The controversial Deutsche Bank valuation comes as Macquarie Airports is
seeking to finalise a $670 million fund-raising to finance the acquisition of a
28 per cent stake in Aeroporti di Roma and as unit-holders are faced with having
to pay an additional $1 a share for their units on October 1.
Deutsche Bank yesterday argued that if the units were valued using a multiple
of 11 times EBITDA (earnings before interest, tax, depreciation and
amortisation), then Macquarie Airports units were worth only 7c each.
The analysis was based on the fact that airports are mature assets, unable by
their nature to enjoy growth spurts by, for example, doubling capacity.
The debate over the value of units in Macquarie Airports comes as Macquarie
Bank shares have been dumped in recent weeks on concerns that the group's fund
management growth strategy is unravelling.
News that Sydney Airports has held discussions with Singapore Airlines on its
possible entry into the domestic market helped buoy the price of Macquarie
Airports units, which closed down 3c at 42c, clear of the low of 40.5c.
The Asian carrier is finalising a feasibility study on entering the local
market; its initial focus would be on the eastern seaboard, with a service
linking Sydney, Brisbane and Melbourne and, possibly, Canberra.

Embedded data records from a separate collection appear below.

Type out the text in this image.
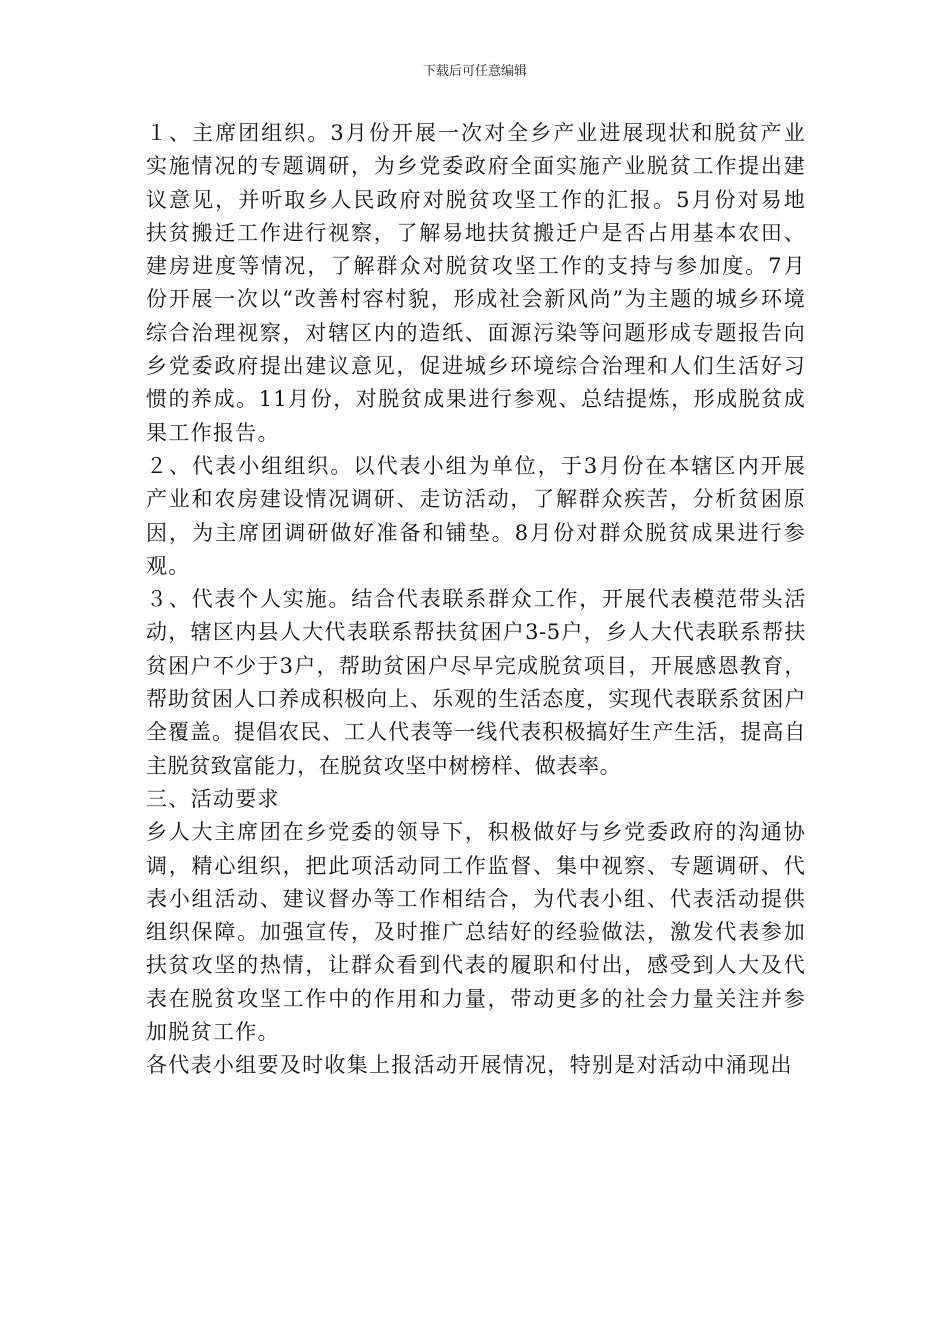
下载后可任意编辑

１、主席团组织。3月份开展一次对全乡产业进展现状和脱贫产业实施情况的专题调研，为乡党委政府全面实施产业脱贫工作提出建议意见，并听取乡人民政府对脱贫攻坚工作的汇报。5月份对易地扶贫搬迁工作进行视察，了解易地扶贫搬迁户是否占用基本农田、建房进度等情况，了解群众对脱贫攻坚工作的支持与参加度。7月份开展一次以“改善村容村貌，形成社会新风尚”为主题的城乡环境综合治理视察，对辖区内的造纸、面源污染等问题形成专题报告向乡党委政府提出建议意见，促进城乡环境综合治理和人们生活好习惯的养成。11月份，对脱贫成果进行参观、总结提炼，形成脱贫成果工作报告。

２、代表小组组织。以代表小组为单位，于3月份在本辖区内开展产业和农房建设情况调研、走访活动，了解群众疾苦，分析贫困原因，为主席团调研做好准备和铺垫。8月份对群众脱贫成果进行参观。

３、代表个人实施。结合代表联系群众工作，开展代表模范带头活动，辖区内县人大代表联系帮扶贫困户3-5户，乡人大代表联系帮扶贫困户不少于3户，帮助贫困户尽早完成脱贫项目，开展感恩教育，帮助贫困人口养成积极向上、乐观的生活态度，实现代表联系贫困户全覆盖。提倡农民、工人代表等一线代表积极搞好生产生活，提高自主脱贫致富能力，在脱贫攻坚中树榜样、做表率。

三、活动要求

乡人大主席团在乡党委的领导下，积极做好与乡党委政府的沟通协调，精心组织，把此项活动同工作监督、集中视察、专题调研、代表小组活动、建议督办等工作相结合，为代表小组、代表活动提供组织保障。加强宣传，及时推广总结好的经验做法，激发代表参加扶贫攻坚的热情，让群众看到代表的履职和付出，感受到人大及代表在脱贫攻坚工作中的作用和力量，带动更多的社会力量关注并参加脱贫工作。

各代表小组要及时收集上报活动开展情况，特别是对活动中涌现出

The move by Singapore Airlines comes as both Virgin Blue and Qantas are keen
to gain access to space in the Ansett terminal to handle their expanding
operations.
``It's like having a two-bedroom house and four children," SACL managing
director Mr Tony Stuart said yesterday of the pressure from existing and
potential users of space in the Ansett terminal.
Sydney Airports is considering whether the best alternative is to provide
long-term leases to existing players or to establish a common user facility out
of the former Ansett terminal, similar to the way operations are conducted at
the international terminal at the airport.
Sydney Airports is seeking to delay until September a decision on how best to
use the Ansett terminal.
``A couple of months is not unreasonable, given the scale of the
operations," Mr Stuart said.
``There are a lot of old insides and a very new outside."
The Macquarie Airports units were issued in March at $1 but have been sold
off steadily amid concerns that the Macquarie-led consortium, which includes
Macquarie Airports, overpaid for Sydney Airports, which it is acquiring for $5.6
billion.
Following the acquisition of Aeroporti di Roma earlier this month, Macquarie
Airports is making a 3-for-4 rights issue at $1.50 a share. This comes ahead of
the payment by the start of October of a $1 call on existing units.
The big call for money had unnerved retail investors, brokers said.